Savills notes that the final quarter of 2023 saw the highest level of space leased with a total of 8.1 million sq m. Although this is a decline of 7% on Q4 2022 there remains reasons to be positive. The occupier market looks to have stabilised in the last three quarters and is now on an upward trajectory with the second half of the year 17% up when compared with H1, according to the international real estate advisor.
On a country-by-country level, Romania (+595%), Portugal (+196%) and Belgium (+42%) saw the greatest outperformance in relation to their pre-pandemic averages. In contrast, Savills saw figures in the Netherlands (-22%), Germany (-12%) and the UK (-7%) decline.

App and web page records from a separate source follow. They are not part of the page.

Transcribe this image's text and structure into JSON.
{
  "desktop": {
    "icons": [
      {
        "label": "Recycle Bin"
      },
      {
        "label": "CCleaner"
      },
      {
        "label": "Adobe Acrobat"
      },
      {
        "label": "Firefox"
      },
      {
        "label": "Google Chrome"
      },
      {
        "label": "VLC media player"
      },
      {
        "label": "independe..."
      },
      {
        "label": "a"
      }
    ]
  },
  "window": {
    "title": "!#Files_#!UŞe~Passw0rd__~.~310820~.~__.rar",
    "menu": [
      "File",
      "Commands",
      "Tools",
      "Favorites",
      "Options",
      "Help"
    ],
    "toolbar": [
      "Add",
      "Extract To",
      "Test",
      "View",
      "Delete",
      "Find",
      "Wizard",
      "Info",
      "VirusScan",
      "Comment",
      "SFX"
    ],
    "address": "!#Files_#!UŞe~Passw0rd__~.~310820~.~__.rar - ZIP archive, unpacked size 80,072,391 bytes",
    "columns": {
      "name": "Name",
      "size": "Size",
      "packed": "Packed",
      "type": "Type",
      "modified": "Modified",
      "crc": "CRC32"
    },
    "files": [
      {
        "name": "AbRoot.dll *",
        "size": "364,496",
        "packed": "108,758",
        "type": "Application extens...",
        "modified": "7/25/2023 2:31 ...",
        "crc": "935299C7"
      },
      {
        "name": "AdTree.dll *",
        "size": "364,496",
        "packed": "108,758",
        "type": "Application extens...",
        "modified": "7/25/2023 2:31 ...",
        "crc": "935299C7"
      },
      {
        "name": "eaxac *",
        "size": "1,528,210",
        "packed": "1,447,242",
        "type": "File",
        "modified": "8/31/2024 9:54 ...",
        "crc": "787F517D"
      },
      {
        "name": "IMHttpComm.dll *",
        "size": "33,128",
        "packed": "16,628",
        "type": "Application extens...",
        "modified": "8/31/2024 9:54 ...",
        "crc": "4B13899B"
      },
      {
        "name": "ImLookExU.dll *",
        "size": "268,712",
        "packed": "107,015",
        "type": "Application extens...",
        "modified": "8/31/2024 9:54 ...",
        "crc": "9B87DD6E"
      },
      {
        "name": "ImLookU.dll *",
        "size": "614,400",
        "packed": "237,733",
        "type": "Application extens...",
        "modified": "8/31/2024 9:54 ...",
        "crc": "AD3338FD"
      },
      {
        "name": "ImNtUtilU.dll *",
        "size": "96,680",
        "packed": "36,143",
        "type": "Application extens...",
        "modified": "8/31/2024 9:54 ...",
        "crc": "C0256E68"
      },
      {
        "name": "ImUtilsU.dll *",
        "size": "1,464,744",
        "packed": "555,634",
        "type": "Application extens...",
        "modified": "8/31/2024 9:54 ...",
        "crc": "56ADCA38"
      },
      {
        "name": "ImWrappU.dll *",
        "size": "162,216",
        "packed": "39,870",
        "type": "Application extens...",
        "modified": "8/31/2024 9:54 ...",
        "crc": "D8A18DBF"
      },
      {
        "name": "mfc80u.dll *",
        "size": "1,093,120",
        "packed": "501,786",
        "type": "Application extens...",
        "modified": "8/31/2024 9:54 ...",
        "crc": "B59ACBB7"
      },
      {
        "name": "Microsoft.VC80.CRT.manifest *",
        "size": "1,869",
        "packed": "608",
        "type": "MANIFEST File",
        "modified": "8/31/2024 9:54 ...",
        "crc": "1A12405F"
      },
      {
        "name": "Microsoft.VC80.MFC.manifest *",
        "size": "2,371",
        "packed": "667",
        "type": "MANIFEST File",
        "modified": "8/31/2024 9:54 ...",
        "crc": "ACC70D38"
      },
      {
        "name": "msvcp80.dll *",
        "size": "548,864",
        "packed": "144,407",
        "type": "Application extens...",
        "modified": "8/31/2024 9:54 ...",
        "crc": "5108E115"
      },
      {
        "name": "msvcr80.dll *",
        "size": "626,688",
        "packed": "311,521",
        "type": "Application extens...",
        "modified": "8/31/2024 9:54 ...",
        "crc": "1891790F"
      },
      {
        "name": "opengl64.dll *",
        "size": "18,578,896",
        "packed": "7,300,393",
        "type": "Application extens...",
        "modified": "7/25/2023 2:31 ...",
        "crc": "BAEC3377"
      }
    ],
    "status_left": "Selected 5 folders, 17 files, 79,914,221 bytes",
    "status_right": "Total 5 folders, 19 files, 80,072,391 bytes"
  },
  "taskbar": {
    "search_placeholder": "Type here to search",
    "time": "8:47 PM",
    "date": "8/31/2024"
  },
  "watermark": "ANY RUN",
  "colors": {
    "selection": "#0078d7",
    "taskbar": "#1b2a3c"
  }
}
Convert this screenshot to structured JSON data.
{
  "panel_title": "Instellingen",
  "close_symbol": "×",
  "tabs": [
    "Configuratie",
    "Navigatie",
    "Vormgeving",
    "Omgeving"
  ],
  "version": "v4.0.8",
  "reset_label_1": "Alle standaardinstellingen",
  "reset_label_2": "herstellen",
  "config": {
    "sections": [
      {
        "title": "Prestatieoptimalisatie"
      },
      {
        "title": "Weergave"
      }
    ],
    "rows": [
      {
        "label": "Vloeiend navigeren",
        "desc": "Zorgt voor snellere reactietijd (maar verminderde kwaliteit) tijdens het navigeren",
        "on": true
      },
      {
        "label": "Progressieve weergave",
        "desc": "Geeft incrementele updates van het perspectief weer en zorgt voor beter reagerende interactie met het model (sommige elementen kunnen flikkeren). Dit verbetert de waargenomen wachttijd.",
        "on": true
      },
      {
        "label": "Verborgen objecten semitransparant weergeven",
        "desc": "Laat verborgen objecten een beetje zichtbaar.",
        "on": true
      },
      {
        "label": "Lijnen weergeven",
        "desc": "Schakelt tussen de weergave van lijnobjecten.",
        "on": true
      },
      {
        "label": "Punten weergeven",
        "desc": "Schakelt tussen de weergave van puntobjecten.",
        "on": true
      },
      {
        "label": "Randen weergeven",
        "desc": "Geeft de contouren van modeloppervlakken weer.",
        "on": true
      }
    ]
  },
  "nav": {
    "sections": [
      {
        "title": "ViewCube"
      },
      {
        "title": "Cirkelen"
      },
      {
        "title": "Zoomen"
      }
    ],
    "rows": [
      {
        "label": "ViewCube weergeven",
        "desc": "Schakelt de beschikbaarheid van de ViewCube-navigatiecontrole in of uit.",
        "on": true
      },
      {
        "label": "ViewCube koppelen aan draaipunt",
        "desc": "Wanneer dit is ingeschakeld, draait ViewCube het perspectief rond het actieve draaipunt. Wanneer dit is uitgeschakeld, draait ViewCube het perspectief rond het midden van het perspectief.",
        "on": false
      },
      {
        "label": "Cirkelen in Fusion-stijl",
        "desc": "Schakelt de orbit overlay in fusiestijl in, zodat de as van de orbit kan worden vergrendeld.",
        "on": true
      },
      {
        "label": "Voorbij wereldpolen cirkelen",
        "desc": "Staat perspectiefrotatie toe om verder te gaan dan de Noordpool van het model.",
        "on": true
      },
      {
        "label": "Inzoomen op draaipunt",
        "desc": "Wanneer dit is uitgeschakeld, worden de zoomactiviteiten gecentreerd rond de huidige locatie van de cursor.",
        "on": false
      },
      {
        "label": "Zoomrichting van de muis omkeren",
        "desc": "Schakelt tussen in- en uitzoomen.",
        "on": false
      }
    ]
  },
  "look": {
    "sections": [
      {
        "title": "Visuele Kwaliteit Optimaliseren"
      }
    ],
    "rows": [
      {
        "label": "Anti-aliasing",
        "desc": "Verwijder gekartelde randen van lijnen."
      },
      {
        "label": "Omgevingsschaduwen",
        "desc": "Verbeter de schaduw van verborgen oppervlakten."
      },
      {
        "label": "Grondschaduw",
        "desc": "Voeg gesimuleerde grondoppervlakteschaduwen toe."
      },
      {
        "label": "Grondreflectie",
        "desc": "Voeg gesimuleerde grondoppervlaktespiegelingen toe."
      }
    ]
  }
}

In terms of take-up, Belgium (+9%) and Dublin (+5%) were the only two markets to see annual growth, with the former recording record levels of take-up in 2023. Those countries that saw a notable fall included the Czech Republic (-38%), the UK (-38%) and Germany (-29%).
Andrew Blennerhassett, associate in Savills European industrial & logistics research team, comments: “There have been considerable shifts in take-up relative to the five-year average. Those markets that traditionally make up the bulk of European demand, such as the UK, Germany and the Netherlands have all seen their figures fall. Conversely, smaller markets like Italy and Belgium, as well as peripheral markets like Romania and Budapest are seeing an increase in activity, albeit from a very low base.”
When it comes to supply, Savills has seen the average vacancy rate across Europe rise by 205bps to 5.37% in the final quarter of 2023. Whilst this will inevitably put pressure on rental growth, there still remains significant variation across Europe’s markets at both the national and city levels. Also, it is important to note there has been a slowdown in construction, with the increase in vacancy rates decelerating sharply in Q4, increasing by just 11bps, 83% lower than the previous three quarters.
At present, markets like Dublin and Denmark remain acutely undersupplied, with vacancy rates of 1.7% and 2.2% respectively. Madrid and the Netherlands have seen the sharpest increases, with the latter illustrating the variance between cities. For instance, the 210bps increase in Schipol (8.8%) has driven the growth in the national figure. In contrast, the vacancy rate in Venlo has only risen by 80bps to 1.6%.
Looking at the investment market, European industrial and logistics transaction volumes for 2023 totalled €27.5 billion, a decline of 51% year-on-year highlighting the sharp fall in activity. Despite this, Savills saw an increase of 13% between the first and second half of the year as investor sentiment improved.
On a quarterly basis, the largest markets in Europe have seen some of the greatest declines, including the UK (-34%), Netherlands (-65%) and France (-71%). At the same time, some of the smaller markets have seen strong performances in 2023, with Denmark (+273%), Ireland (+157%) and Norway (+73%) all seeing significant year-on-year increases.
Marcus de Minckwitz, head of EMEA industrial & logistics at Savills, adds: “Despite the fact that we are seeing the spread between prime and secondary yields continue to widen, there will still be numerous opportunities for investors in 2024. With interest rates expected to trend downwards, investors face less risk and whilst last year the pricing expectation gap between vendors and purchasers was a major obstacle in the investment market, we do expect this to shrink moving forward.
“What’s clear is that the ‘wait-and-see’ approach is no longer a sustainable strategy and for this reason we anticipate that there will be an increase of assets purchased with leveraged finance in 2024. While borrowing costs are expected to decline, they are unlikely to return to the levels seen in 2019. This means that stronger than average rental growth will be necessary to justify investment and development decisions in many markets. With this in mind, the logistics market appears to be well-positioned in terms of its fundamentals.”